Sospecho que Akaashi nunca estuvo verdaderamente enamorado de mí, nos fuimos a vivir juntos porque quería liberarlo de la prisión de vida en la que estaba y me hacía llamar su prometido para que su padre no se lo impidiera. La única vez que lo besé, fue al despedirme de él en el andén del tren, cuando me hizo prometerle que volvería no importa qué.

Creo que el día en que le dije a su padre que tomaría el lugar de Akaashi en el servicio fue cuando fui más honesto conmigo mismo. Porque que él siguió adelante y no se quedara atrapado en otra burbuja en la que no quería que hubiera dado cuenta que lo estaba encerrando. O tal vez solo fuera otra mentira más, para que él me viera como algo más que su querido amigo.

Esta última carta que me quedaba antes de que el servicio termine quería dejártela a ti, para que vieras mi verdad y en cómo me dejabas ver a través de tus ojos la tuya. Quería dejarle esta última carta a mi querido amigo que me hizo reír de todo corazón mientras por fin pensaba en lo agradecido que estaba de la vida que me había tocado.

A mi querido amigo, ese que no importaba cuantas veces me dijera que odiaba la vida, siempre creí que era quien más la amaba.

—Akaashi Keiji— Lo llamé tras calmar mi llanto y volviendo a sentir la calidez que me daba pronunciar su nombre.

—Dime— Respondió cerrando los ojos con un deje alegre en su voz.

No sé dónde estaré para cuando leas la carta, no sé si me atreveré a volver con Akaashi y pedirle perdón por mi egoísmo o me habré ido lejos para tratar de aprender a lidiar con mi propio corazón. Lo que si estoy seguro es que tú también mereces encontrar tu verdad, Kuroo, no tengas miedo de hallarla.

—¿Qué te parece si conversamos? - Dije sacando la foto de mi billetera y dejándola junto a la carta— Sin mentiras esta vez.

—Me parece una buena idea, señor cartero secuestrador— Dijo abriendo sus ojos con una sonrisa honesta, dejándome ver esas estrellas azuladas, a las que por fin podía ver directamente, sin dudas ni máscaras.

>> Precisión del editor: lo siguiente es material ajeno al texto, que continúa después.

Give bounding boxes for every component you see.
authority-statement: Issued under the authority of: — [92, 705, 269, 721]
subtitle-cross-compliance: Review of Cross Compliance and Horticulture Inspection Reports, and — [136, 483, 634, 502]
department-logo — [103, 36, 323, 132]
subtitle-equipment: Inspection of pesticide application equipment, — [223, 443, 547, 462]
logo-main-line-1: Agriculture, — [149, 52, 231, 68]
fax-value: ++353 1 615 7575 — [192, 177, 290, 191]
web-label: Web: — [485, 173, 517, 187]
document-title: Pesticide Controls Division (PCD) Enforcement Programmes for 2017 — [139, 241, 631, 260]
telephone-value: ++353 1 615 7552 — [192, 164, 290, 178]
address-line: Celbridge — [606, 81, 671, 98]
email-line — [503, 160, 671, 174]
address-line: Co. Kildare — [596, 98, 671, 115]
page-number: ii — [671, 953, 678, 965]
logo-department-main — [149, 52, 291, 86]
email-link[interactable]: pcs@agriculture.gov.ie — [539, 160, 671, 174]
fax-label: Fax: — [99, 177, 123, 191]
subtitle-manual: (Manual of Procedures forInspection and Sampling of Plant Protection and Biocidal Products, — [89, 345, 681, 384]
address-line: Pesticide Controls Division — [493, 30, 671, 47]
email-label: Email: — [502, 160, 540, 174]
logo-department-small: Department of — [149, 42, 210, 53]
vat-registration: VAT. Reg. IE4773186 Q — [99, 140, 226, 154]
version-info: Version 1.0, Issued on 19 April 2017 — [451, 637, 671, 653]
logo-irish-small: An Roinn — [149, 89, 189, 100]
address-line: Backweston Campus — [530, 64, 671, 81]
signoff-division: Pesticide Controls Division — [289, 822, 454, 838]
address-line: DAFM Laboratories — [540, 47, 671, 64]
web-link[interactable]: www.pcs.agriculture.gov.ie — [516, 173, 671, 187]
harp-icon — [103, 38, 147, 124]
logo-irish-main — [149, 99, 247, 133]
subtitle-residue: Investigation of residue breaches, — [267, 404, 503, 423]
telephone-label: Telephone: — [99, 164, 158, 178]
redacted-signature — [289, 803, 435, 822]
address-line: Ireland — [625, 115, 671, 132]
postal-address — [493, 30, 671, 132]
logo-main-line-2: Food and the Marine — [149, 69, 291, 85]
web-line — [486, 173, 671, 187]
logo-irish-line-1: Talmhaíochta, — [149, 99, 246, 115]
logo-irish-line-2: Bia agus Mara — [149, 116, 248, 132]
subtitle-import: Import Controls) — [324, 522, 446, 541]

—Bien— Inspiré profundo y le sonreí de vuelta.

Las nubes que estaban en el cielo parecían dispersarse, dando paso a los nuevos rayos de sol que se colaban sigilosos por la persiana de la ventana.

- ¿Por dónde empezar? - Susurré hasta volver a leer las primeras líneas de la carta de Bokuto y reír al ver que seguía guiando mi camino no importaba donde estaba—. Nunca fui una persona muy centrada en el sentido del deber ...

Tu amigo en las buenas y en las malas, Bokuto Kotarou.